Fünf ungewöhnliche Museen in Berlin

Bunt, individuell, unkorrekt und gegen den Strich – Berlin ist alles, nur nicht Mainstream! Wer in Berlin lebt, der liebt die Vielfalt und wer die Stadt besucht, der ist begeistert und will nie wieder weg. Genauso schräg wie die Menschen, die dort leben, sind nämlich beispielsweise auch einige der Museen der Stadt. Warum sollte es also immer nur die Museumsinsel sein? Außergewöhnlich steht Berlin schließlich auch ganz gut.

288119_web_R_K_B_by_Olaf Schneider_pixelio.deDen Auftakt von fünf besonderen Museen macht das Deutsche Currywurst Museum in Berlin-Mitte. Interaktiv erfahren Groß und Klein dort alles Wissenswertes rund um Berlins Wahrzeichen – von der Entstehungsschichte über die Beziehung zur Hauptstadt und zur Welt bis hin zur Zusammensetzung. Zu dem Museum gehören außerdem ein Museumsshop und ein Imbiss, in dem es selbstverständlich eine Currywurst gibt.

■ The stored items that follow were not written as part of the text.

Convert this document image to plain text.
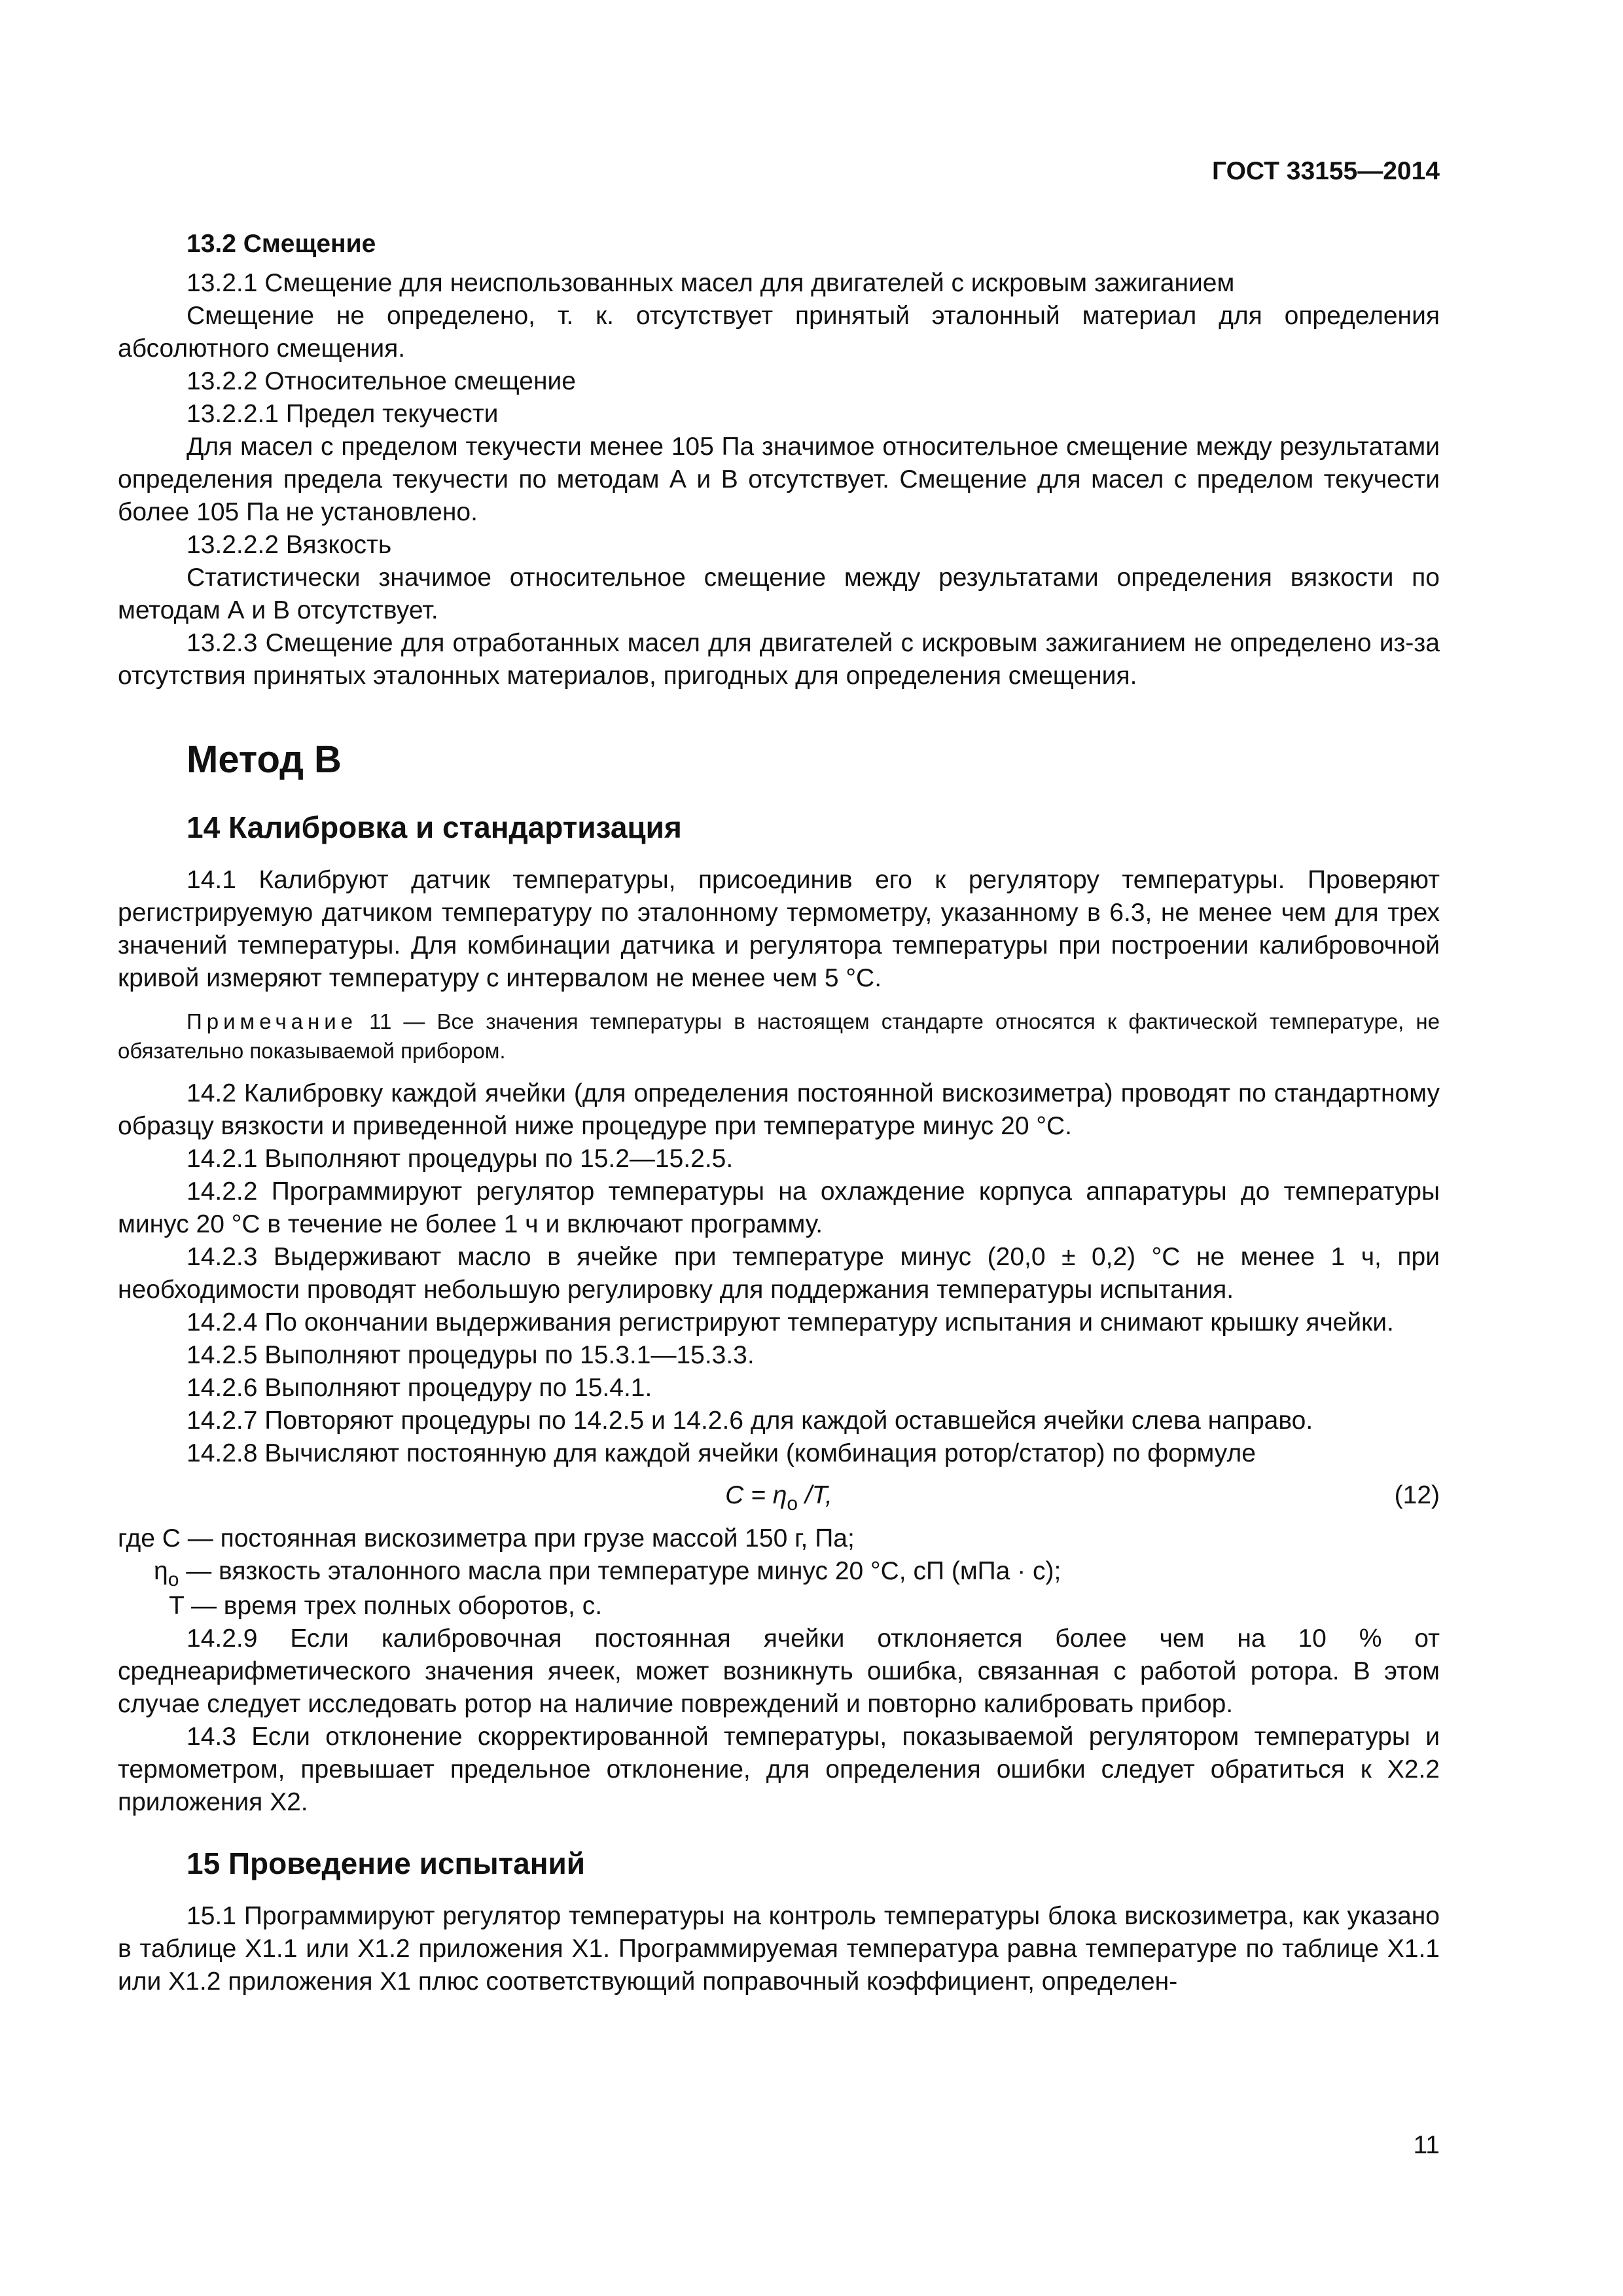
ГОСТ 33155—2014

13.2 Смещение

13.2.1 Смещение для неиспользованных масел для двигателей с искровым зажиганием

Смещение не определено, т. к. отсутствует принятый эталонный материал для определения абсолютного смещения.

13.2.2 Относительное смещение

13.2.2.1 Предел текучести

Для масел с пределом текучести менее 105 Па значимое относительное смещение между результатами определения предела текучести по методам А и В отсутствует. Смещение для масел с пределом текучести более 105 Па не установлено.

13.2.2.2 Вязкость

Статистически значимое относительное смещение между результатами определения вязкости по методам А и В отсутствует.

13.2.3 Смещение для отработанных масел для двигателей с искровым зажиганием не определено из-за отсутствия принятых эталонных материалов, пригодных для определения смещения.

Метод В

14 Калибровка и стандартизация

14.1 Калибруют датчик температуры, присоединив его к регулятору температуры. Проверяют регистрируемую датчиком температуру по эталонному термометру, указанному в 6.3, не менее чем для трех значений температуры. Для комбинации датчика и регулятора температуры при построении калибровочной кривой измеряют температуру с интервалом не менее чем 5 °С.

Примечание 11 — Все значения температуры в настоящем стандарте относятся к фактической температуре, не обязательно показываемой прибором.

14.2 Калибровку каждой ячейки (для определения постоянной вискозиметра) проводят по стандартному образцу вязкости и приведенной ниже процедуре при температуре минус 20 °С.

14.2.1 Выполняют процедуры по 15.2—15.2.5.

14.2.2 Программируют регулятор температуры на охлаждение корпуса аппаратуры до температуры минус 20 °С в течение не более 1 ч и включают программу.

14.2.3 Выдерживают масло в ячейке при температуре минус (20,0 ± 0,2) °С не менее 1 ч, при необходимости проводят небольшую регулировку для поддержания температуры испытания.

14.2.4 По окончании выдерживания регистрируют температуру испытания и снимают крышку ячейки.

14.2.5 Выполняют процедуры по 15.3.1—15.3.3.

14.2.6 Выполняют процедуру по 15.4.1.

14.2.7 Повторяют процедуры по 14.2.5 и 14.2.6 для каждой оставшейся ячейки слева направо.

14.2.8 Вычисляют постоянную для каждой ячейки (комбинация ротор/статор) по формуле

$C = \eta_o$ /T,	(12)

где С — постоянная вискозиметра при грузе массой 150 г, Па;

$\eta_o$ — вязкость эталонного масла при температуре минус 20 °С, сП (мПа · с);

T — время трех полных оборотов, с.

14.2.9 Если калибровочная постоянная ячейки отклоняется более чем на 10 % от среднеарифметического значения ячеек, может возникнуть ошибка, связанная с работой ротора. В этом случае следует исследовать ротор на наличие повреждений и повторно калибровать прибор.

14.3 Если отклонение скорректированной температуры, показываемой регулятором температуры и термометром, превышает предельное отклонение, для определения ошибки следует обратиться к Х2.2 приложения Х2.

15 Проведение испытаний

15.1 Программируют регулятор температуры на контроль температуры блока вискозиметра, как указано в таблице Х1.1 или Х1.2 приложения Х1. Программируемая температура равна температуре по таблице Х1.1 или Х1.2 приложения Х1 плюс соответствующий поправочный коэффициент, определен-

11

Das Unterwelten-Museum zählt ebenfalls zu den kulturellen Highlights der Stadt. Es befindet sich hinter der grünen Tür im U-Bhf. Gesundbrunnen und ist dem „Zivilen Luftschutz des Zweiten Weltkriegs“, dem Bombenkrieg und seinen Auswirkungen der neuzeitlichen Bodenfunde sowie der Munitionsbergung gewidmet. Zu beachten ist, dass das Museum nur in Kombination mit der Tour „Dunkle Welten“ besichtigt werden kann.

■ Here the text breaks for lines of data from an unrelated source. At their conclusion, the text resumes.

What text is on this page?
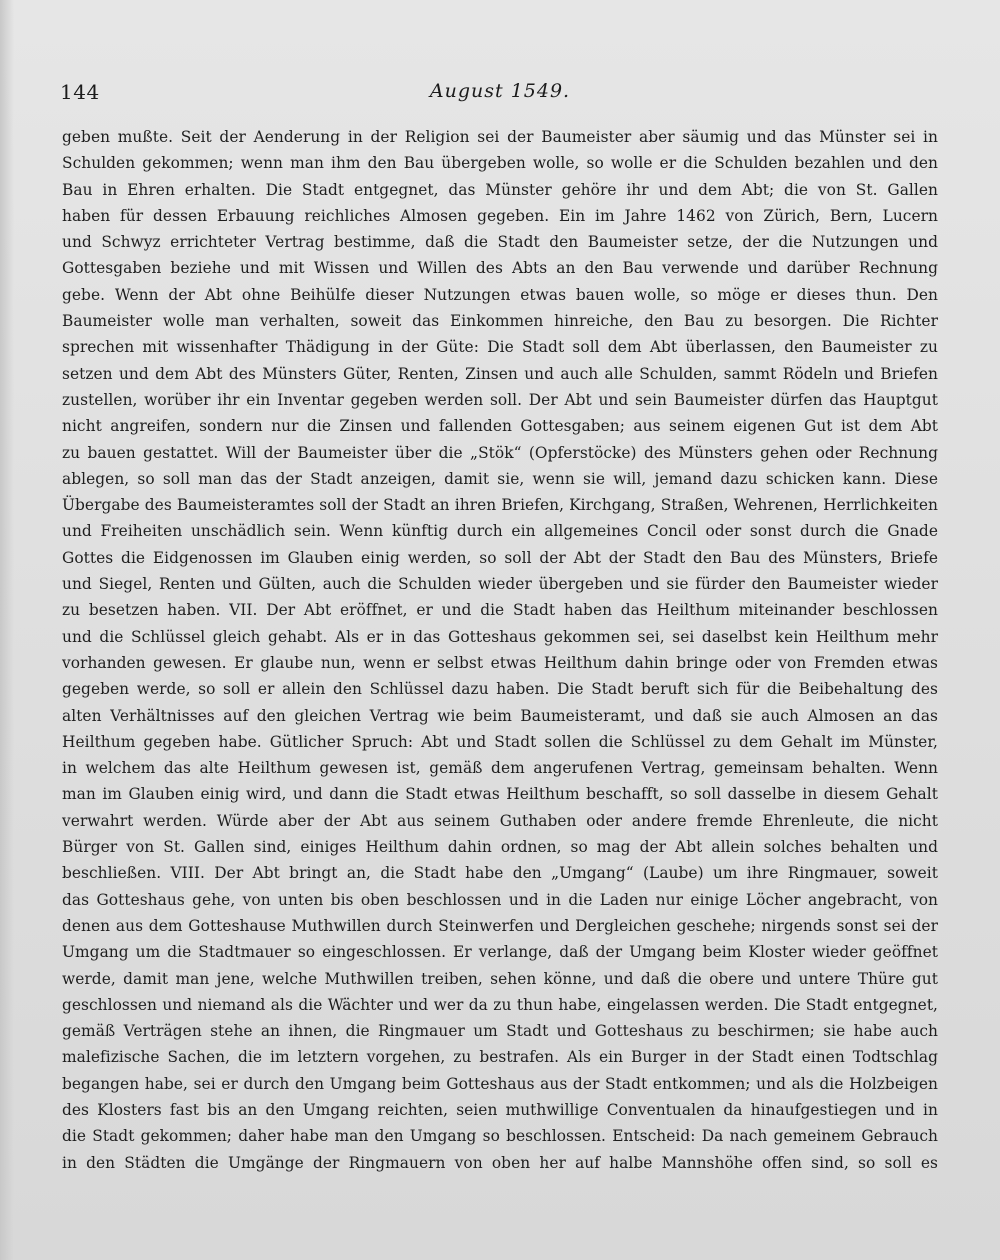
144	August 1549.
geben mußte. Seit der Aenderung in der Religion sei der Baumeister aber säumig und das Münster sei in
Schulden gekommen; wenn man ihm den Bau übergeben wolle, so wolle er die Schulden bezahlen und den
Bau in Ehren erhalten. Die Stadt entgegnet, das Münster gehöre ihr und dem Abt; die von St. Gallen
haben für dessen Erbauung reichliches Almosen gegeben. Ein im Jahre 1462 von Zürich, Bern, Lucern
und Schwyz errichteter Vertrag bestimme, daß die Stadt den Baumeister setze, der die Nutzungen und
Gottesgaben beziehe und mit Wissen und Willen des Abts an den Bau verwende und darüber Rechnung
gebe. Wenn der Abt ohne Beihülfe dieser Nutzungen etwas bauen wolle, so möge er dieses thun. Den
Baumeister wolle man verhalten, soweit das Einkommen hinreiche, den Bau zu besorgen. Die Richter
sprechen mit wissenhafter Thädigung in der Güte: Die Stadt soll dem Abt überlassen, den Baumeister zu
setzen und dem Abt des Münsters Güter, Renten, Zinsen und auch alle Schulden, sammt Rödeln und Briefen
zustellen, worüber ihr ein Inventar gegeben werden soll. Der Abt und sein Baumeister dürfen das Hauptgut
nicht angreifen, sondern nur die Zinsen und fallenden Gottesgaben; aus seinem eigenen Gut ist dem Abt
zu bauen gestattet. Will der Baumeister über die „Stök“ (Opferstöcke) des Münsters gehen oder Rechnung
ablegen, so soll man das der Stadt anzeigen, damit sie, wenn sie will, jemand dazu schicken kann. Diese
Übergabe des Baumeisteramtes soll der Stadt an ihren Briefen, Kirchgang, Straßen, Wehrenen, Herrlichkeiten
und Freiheiten unschädlich sein. Wenn künftig durch ein allgemeines Concil oder sonst durch die Gnade
Gottes die Eidgenossen im Glauben einig werden, so soll der Abt der Stadt den Bau des Münsters, Briefe
und Siegel, Renten und Gülten, auch die Schulden wieder übergeben und sie fürder den Baumeister wieder
zu besetzen haben. VII. Der Abt eröffnet, er und die Stadt haben das Heilthum miteinander beschlossen
und die Schlüssel gleich gehabt. Als er in das Gotteshaus gekommen sei, sei daselbst kein Heilthum mehr
vorhanden gewesen. Er glaube nun, wenn er selbst etwas Heilthum dahin bringe oder von Fremden etwas
gegeben werde, so soll er allein den Schlüssel dazu haben. Die Stadt beruft sich für die Beibehaltung des
alten Verhältnisses auf den gleichen Vertrag wie beim Baumeisteramt, und daß sie auch Almosen an das
Heilthum gegeben habe. Gütlicher Spruch: Abt und Stadt sollen die Schlüssel zu dem Gehalt im Münster,
in welchem das alte Heilthum gewesen ist, gemäß dem angerufenen Vertrag, gemeinsam behalten. Wenn
man im Glauben einig wird, und dann die Stadt etwas Heilthum beschafft, so soll dasselbe in diesem Gehalt
verwahrt werden. Würde aber der Abt aus seinem Guthaben oder andere fremde Ehrenleute, die nicht
Bürger von St. Gallen sind, einiges Heilthum dahin ordnen, so mag der Abt allein solches behalten und
beschließen. VIII. Der Abt bringt an, die Stadt habe den „Umgang“ (Laube) um ihre Ringmauer, soweit
das Gotteshaus gehe, von unten bis oben beschlossen und in die Laden nur einige Löcher angebracht, von
denen aus dem Gotteshause Muthwillen durch Steinwerfen und Dergleichen geschehe; nirgends sonst sei der
Umgang um die Stadtmauer so eingeschlossen. Er verlange, daß der Umgang beim Kloster wieder geöffnet
werde, damit man jene, welche Muthwillen treiben, sehen könne, und daß die obere und untere Thüre gut
geschlossen und niemand als die Wächter und wer da zu thun habe, eingelassen werden. Die Stadt entgegnet,
gemäß Verträgen stehe an ihnen, die Ringmauer um Stadt und Gotteshaus zu beschirmen; sie habe auch
malefizische Sachen, die im letztern vorgehen, zu bestrafen. Als ein Burger in der Stadt einen Todtschlag
begangen habe, sei er durch den Umgang beim Gotteshaus aus der Stadt entkommen; und als die Holzbeigen
des Klosters fast bis an den Umgang reichten, seien muthwillige Conventualen da hinaufgestiegen und in
die Stadt gekommen; daher habe man den Umgang so beschlossen. Entscheid: Da nach gemeinem Gebrauch
in den Städten die Umgänge der Ringmauern von oben her auf halbe Mannshöhe offen sind, so soll es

Weltoffen und tolerant, so ist Berlin. Ein Muss für Museumsliebhaber ist daher ein Besuch des Schwulen Museums in der Lützowstraße 73 (U Kürfürstenstr.). Seit 1985 bemüht sich das Museum um die Darstellung und Erforschung des schwulen Lebens. Weitere Schwerpunkte bilden die lesbischen, transidentischen, bisexuellen sowie queeren Lebensgeschichten, die in Kunst und Kultur dargestellt werden.

Einen Eindruck über das Leben der DDR können sich Neugierige in der Museumswohnung in Hellersdorf verschaffen. Die Wohnung besteht aus insgesamt drei Zimmern sowie einem Balkon und wurde 1986 vom VEB Wohnungsbaukombinat Cottbus gebaut. Die Ausstattung ist 100% DDR, von den Sesseln und Möbeln über die Gardinen bis hin zu den Eierbechern und dem Besteck. Sogar die Steckdosen, Lichtschalter und Türgriffe sind noch erhalten!

Zu guter Letzt gehört auch das Blinden-Museum in Steglitz zu den besonderen Museen der Stadt. Das Museum widmet sich der historischen Entwicklung des Blindenwesens und beherbergt vor allem die gängigen Hilfsmittel für das tägliche Leben sowie Arbeitsgeräte für das Berufsleben. In dem Versuchsraum haben die Besucher außerdem die Möglichkeit an einer Blindenschreibmaschine zu schreiben oder Spiele zu spielen, die eigens für Blinde entwickelt wurden.